Jornal da Tarde, 3 de junho de 2004

“A opinião pública vem se firmando como ator capaz de redirecionar o cenário político”, afirma a escritora Rosiska Darcy de Oliveira em artigo recentemente publicado, no qual tenta induzir os brasileiros a pressionar o eleitorado americano para que vote em John Kerry, o candidato preferido da Coréia do Norte, do Vietnã, do Hamas, da Al-Qaeda e dos militares chineses. O exemplo que ela aponta aos nossos compatriotas vem da Espanha. Não da Espanha heróica e desbravadora do século XVI. Nem mesmo da Espanha nobremente suicida da Guerra Civil. Vem daquela outra Espanha passiva, acovardada, sonsa e desprezível — súbita reencarnação da “España miserable” de Antonio Machado –, que, hipnotizada pela articulação sinistra das bombas assassinas com uma bem planejada blitzkrieg midiática, se lançou de joelhos ante a voz de comando do terrorismo internacional. “Nas eleições espanholas após o atentado terrorista de Madri, em vinte quatro horas, usando celulares e a rede da internet, os eleitores falaram entre si, desmontaram a farsa oficial veiculada pela grande mídia e tiraram do poder o primeiro-ministro que enganara a nação.”

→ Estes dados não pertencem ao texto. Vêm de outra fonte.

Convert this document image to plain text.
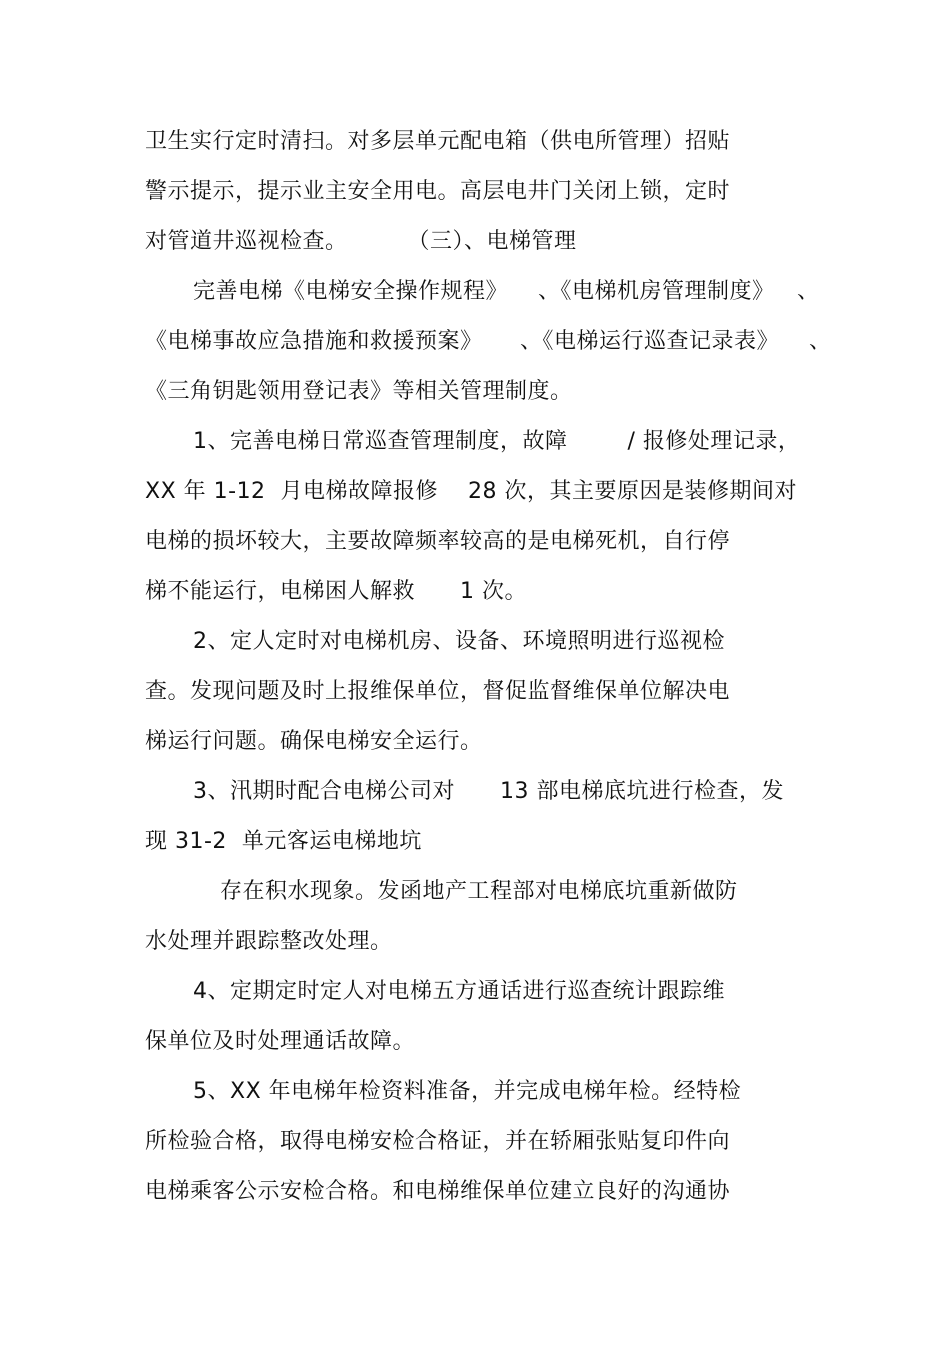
卫生实行定时清扫。对多层单元配电箱（供电所管理）招贴
警示提示，提示业主安全用电。高层电井门关闭上锁，定时
对管道井巡视检查。        （三）、电梯管理
完善电梯《电梯安全操作规程》    、《电梯机房管理制度》   、
《电梯事故应急措施和救援预案》     、《电梯运行巡查记录表》    、
《三角钥匙领用登记表》等相关管理制度。
1、完善电梯日常巡查管理制度，故障        / 报修处理记录，
XX 年 1-12  月电梯故障报修    28 次，其主要原因是装修期间对
电梯的损坏较大，主要故障频率较高的是电梯死机，自行停
梯不能运行，电梯困人解救      1 次。
2、定人定时对电梯机房、设备、环境照明进行巡视检
查。发现问题及时上报维保单位，督促监督维保单位解决电
梯运行问题。确保电梯安全运行。
3、汛期时配合电梯公司对      13 部电梯底坑进行检查，发
现 31-2  单元客运电梯地坑
存在积水现象。发函地产工程部对电梯底坑重新做防
水处理并跟踪整改处理。
4、定期定时定人对电梯五方通话进行巡查统计跟踪维
保单位及时处理通话故障。
5、XX 年电梯年检资料准备，并完成电梯年检。经特检
所检验合格，取得电梯安检合格证，并在轿厢张贴复印件向
电梯乘客公示安检合格。和电梯维保单位建立良好的沟通协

É um dos parágrafos mais cínicos e mentirosos que tenho lido na imprensa nacional. Dona Rosiska pretende fazer-nos crer que a rede de ONGs bilionárias, muitas delas comprovadamente associadas com a estratégia terrorista, que planejam e direcionam o fluxo de informações na mídia internacional, não existe, não age, não influencia coisa nenhuma. Em lugar dela, aparece o personagem anônimo e impessoal chamado “opinião pública” ou “os eleitores”, o qual, miraculosamente, se arregimenta, se articula, se organiza por iniciativa espontânea e, em vinte e quatro horas, está pronto para a ação unitária destinada a mudar o curso dos acontecimentos. Se essa mudança ocorre no sentido desejado e planejado pelos terroristas, se ela realiza milimetricamente o projeto exposto com meses de antecedência em comunicados internos da Al-Qaeda, isto é apenas mais uma coincidência que vem se somar à inocente conjunção de acasos. E, se essas duas linhas de força convergem por sua vez para engrossar a corrente de vociferações anti-americanas dominante na grande mídia de Madri, de Paris, de Berlim e de Nova York, isto não só acontece igualmente sem premeditação alguma, mas também não constitui objeção a que Dona Rosiska pinte o empreendimento todo como uma heróica reação de cidadãos independentes e inermes contra a onipotência do “sistema” organizado e rico.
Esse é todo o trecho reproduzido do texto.